Workers over 45 having trouble finding jobs in NJ — How do we help them?
Now more than ever, the future of workers over age 45 is on the rocks, according to local and national workforce experts.
It's possible that nearly every employee entering the final couple decades of their career will need some type of tune-up in order to maintain it or shift gears.
To address the issue and discuss potential solutions, a town hall meeting entitled "Re-Skilling the Mid-Career Workforce" is scheduled for Tuesday at Rutgers-New Brunswick, hosted by the university's John J. Heldrich Center for Workforce Development and national nonprofit WorkingNation.
More than 32 percent of New Jersey's unemployed workers have been out of work for more than six months — one of the highest rates of long-term joblessness in the country.
About half of the state's long-term unemployed are over the age of 45, according to Maria Heidkamp, a senior researcher at the Heldrich Center.
"We just know there are a lot of people who are either working or looking for work right now, who are just going to have to acquire some new skills and adapt to changes," Heidkamp told New Jersey 101.5.
She said the town hall event targets both older individuals who'd like to remain in the same field, as well as those who know they may need to move on due to automation or other technological advances.
“Never before have we faced the possibility that nearly every worker over age 45 may require re-skilling,” said WorkingNation founder and CEO Art Bilger in a news release. “Our goal with this event is to shine a light on this issue and begin to connect the dots for companies, workers, other organizations, and communities seeking solutions.”
Hundreds of area residents, university students, business leaders and others are scheduled to attend the conversation at Mastrobuono Theater.

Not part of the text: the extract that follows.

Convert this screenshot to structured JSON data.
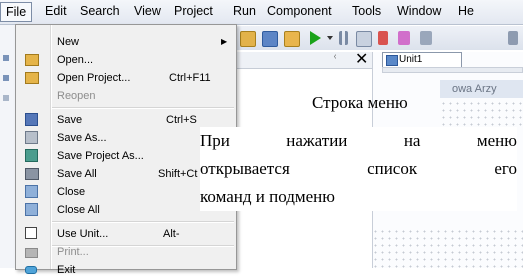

Heidkamp is director of the Heldrich Center's New Start Career Network, which was established in 2015 specifically to assist job seekers aged 45 and older. The network offers free career services, including in-person and virtual coaching by trained volunteers.
"These are people in many cases who are highly-skilled, highly-educated, and they're still struggling," Heidkamp said. "From our population, 41 percent have four-year college degrees. A quarter of the group has a graduate degree."